Another complication of severe TBI is the excito-toxic response, in which hugely excessive quantities of glutamate (an excitatory neurotransmitter which plays a role in stroke and seizure) are released into the brain. In studies on rats, researchers have been relatively successful in finding neuro-protective drugs, which spare the rat brains from excito-toxic damage. So far experimental administration of the same agents on humans has not worked. Research continues.
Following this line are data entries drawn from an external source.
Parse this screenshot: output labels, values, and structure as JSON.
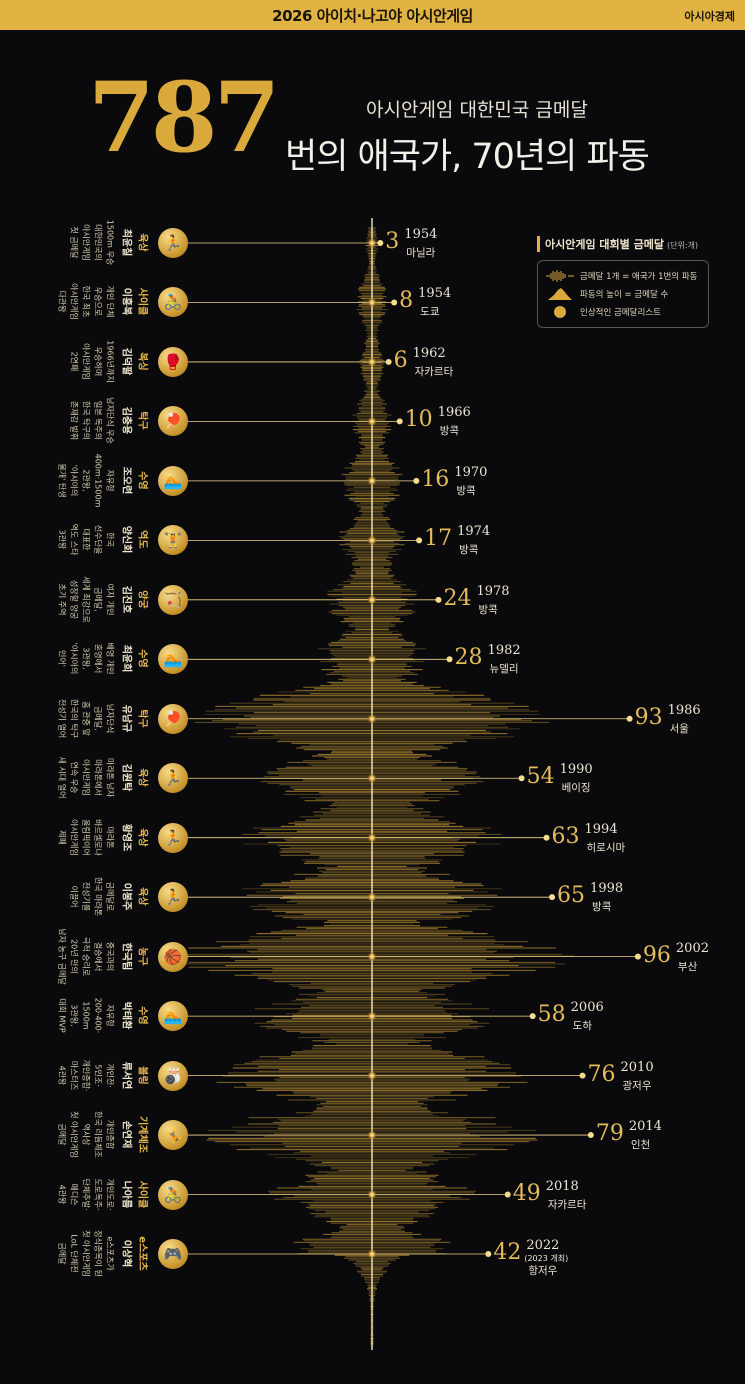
{
  "header": {
    "event": "2026 아이치·나고야 아시안게임",
    "publisher": "아시아경제"
  },
  "hero": {
    "total": "787",
    "subtitle": "아시안게임 대한민국 금메달",
    "headline": "번의 애국가, 70년의 파동"
  },
  "legend": {
    "title": "아시안게임 대회별 금메달",
    "unit": "(단위:개)",
    "items": [
      {
        "icon": "waveform-icon",
        "text": "금메달 1개 = 애국가 1번의 파동"
      },
      {
        "icon": "peak-icon",
        "text": "파동의 높이 = 금메달 수"
      },
      {
        "icon": "medal-icon",
        "text": "인상적인 금메달리스트"
      }
    ]
  },
  "colors": {
    "accent": "#e1b343",
    "background": "#0a0a0c",
    "wave": "#d9a93c"
  },
  "chart_data": {
    "type": "bar",
    "orientation": "horizontal",
    "series": [
      {
        "name": "금메달",
        "values": [
          3,
          8,
          6,
          10,
          16,
          17,
          24,
          28,
          93,
          54,
          63,
          65,
          96,
          58,
          76,
          79,
          49,
          42
        ]
      }
    ],
    "categories": [
      "1954",
      "1954",
      "1962",
      "1966",
      "1970",
      "1974",
      "1978",
      "1982",
      "1986",
      "1990",
      "1994",
      "1998",
      "2002",
      "2006",
      "2010",
      "2014",
      "2018",
      "2022"
    ],
    "games": [
      {
        "year": "1954",
        "city": "마닐라",
        "count": 3
      },
      {
        "year": "1954",
        "city": "도쿄",
        "count": 8
      },
      {
        "year": "1962",
        "city": "자카르타",
        "count": 6
      },
      {
        "year": "1966",
        "city": "방콕",
        "count": 10
      },
      {
        "year": "1970",
        "city": "방콕",
        "count": 16
      },
      {
        "year": "1974",
        "city": "방콕",
        "count": 17
      },
      {
        "year": "1978",
        "city": "방콕",
        "count": 24
      },
      {
        "year": "1982",
        "city": "뉴델리",
        "count": 28
      },
      {
        "year": "1986",
        "city": "서울",
        "count": 93
      },
      {
        "year": "1990",
        "city": "베이징",
        "count": 54
      },
      {
        "year": "1994",
        "city": "히로시마",
        "count": 63
      },
      {
        "year": "1998",
        "city": "방콕",
        "count": 65
      },
      {
        "year": "2002",
        "city": "부산",
        "count": 96
      },
      {
        "year": "2006",
        "city": "도하",
        "count": 58
      },
      {
        "year": "2010",
        "city": "광저우",
        "count": 76
      },
      {
        "year": "2014",
        "city": "인천",
        "count": 79
      },
      {
        "year": "2018",
        "city": "자카르타",
        "count": 49
      },
      {
        "year": "2022",
        "city": "항저우",
        "note": "(2023 개최)",
        "count": 42
      }
    ],
    "athletes": [
      {
        "sport": "육상",
        "name": "최윤칠",
        "desc": [
          "1500m 우승",
          "대한민국의",
          "아시안게임",
          "첫 금메달"
        ],
        "icon": "runner-icon"
      },
      {
        "sport": "사이클",
        "name": "이흥복",
        "desc": [
          "개인 단체",
          "우승으로",
          "한국 최초",
          "아시안게임",
          "다관왕"
        ],
        "icon": "cyclist-icon"
      },
      {
        "sport": "복싱",
        "name": "김덕팔",
        "desc": [
          "1966년까지",
          "우승하며",
          "아시안게임",
          "2연패"
        ],
        "icon": "boxer-icon"
      },
      {
        "sport": "탁구",
        "name": "김충용",
        "desc": [
          "남자단식 우승",
          "일본 독주의",
          "한국 탁구의",
          "존재감 발휘"
        ],
        "icon": "pingpong-icon"
      },
      {
        "sport": "수영",
        "name": "조오련",
        "desc": [
          "자유형",
          "400m·1500m",
          "2관왕,",
          "'아시아의",
          "물개' 탄생"
        ],
        "icon": "swimmer-icon"
      },
      {
        "sport": "역도",
        "name": "양신회",
        "desc": [
          "한국",
          "선수단을",
          "대표한",
          "역도 스타",
          "3관왕"
        ],
        "icon": "weightlift-icon"
      },
      {
        "sport": "양궁",
        "name": "김진호",
        "desc": [
          "여자 개인",
          "금메달,",
          "세계 최강으로",
          "성장할 양궁",
          "초기 주역"
        ],
        "icon": "archer-icon"
      },
      {
        "sport": "수영",
        "name": "최윤희",
        "desc": [
          "배영 개인",
          "혼영에서",
          "3관왕,",
          "'아시아의",
          "인어'"
        ],
        "icon": "swimmer-icon"
      },
      {
        "sport": "탁구",
        "name": "유남규",
        "desc": [
          "남자단식",
          "금메달,",
          "홈 관중 앞",
          "한국의 탁구",
          "전성기 열어"
        ],
        "icon": "pingpong-icon"
      },
      {
        "sport": "육상",
        "name": "김원탁",
        "desc": [
          "마라톤 남자",
          "마라톤에서",
          "아시안게임",
          "연속 우승",
          "새 시대 열어"
        ],
        "icon": "runner-icon"
      },
      {
        "sport": "육상",
        "name": "황영조",
        "desc": [
          "마라톤",
          "바르셀로나",
          "올림픽이어",
          "아시안게임",
          "제패"
        ],
        "icon": "runner-icon"
      },
      {
        "sport": "육상",
        "name": "이봉주",
        "desc": [
          "금메달로",
          "한국 마라톤",
          "전성기를",
          "이끌어"
        ],
        "icon": "runner-icon"
      },
      {
        "sport": "농구",
        "name": "한국팀",
        "desc": [
          "중국과의",
          "결승에서",
          "극적 승리로",
          "20년 만의",
          "남자 농구 금메달"
        ],
        "icon": "basketball-icon"
      },
      {
        "sport": "수영",
        "name": "박태환",
        "desc": [
          "자유형",
          "200·400·",
          "1500m",
          "3관왕,",
          "대회 MVP"
        ],
        "icon": "swimmer-icon"
      },
      {
        "sport": "볼링",
        "name": "류서연",
        "desc": [
          "개인전·",
          "5인조·",
          "개인종합·",
          "마스터즈",
          "4관왕"
        ],
        "icon": "bowler-icon"
      },
      {
        "sport": "기계체조",
        "name": "손연재",
        "desc": [
          "개인종합",
          "한국 리듬체조",
          "역사상",
          "첫 아시안게임",
          "금메달"
        ],
        "icon": "gymnast-icon"
      },
      {
        "sport": "사이클",
        "name": "나아름",
        "desc": [
          "개인도로·",
          "도로독주·",
          "단체추발·",
          "매디슨",
          "4관왕"
        ],
        "icon": "cyclist-icon"
      },
      {
        "sport": "e스포츠",
        "name": "이상혁",
        "desc": [
          "e스포츠가",
          "정식종목이 된",
          "첫 아시안게임",
          "LoL 단체전",
          "금메달"
        ],
        "icon": "esports-icon"
      }
    ]
  }
}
A new agent called Dexanabinol made by the Pharmos Corporation appears to reduce intra-cranial pressure, suppress inflammation and protect brain cells from excito-toxic damage by blocking massive influx of calcium ions across cell membranes. As of Spring 2001 Dexanabinol had passed the FDA's phase I and II clinical trials. Phase III trials for safety and efficacy are beginning this summer. Dr. Lawrence Marshall at UC San Diego Medical Center says Exanabinol holds real promise for being the first ever drug approved by the FDA to reduce damage following a severe TBI.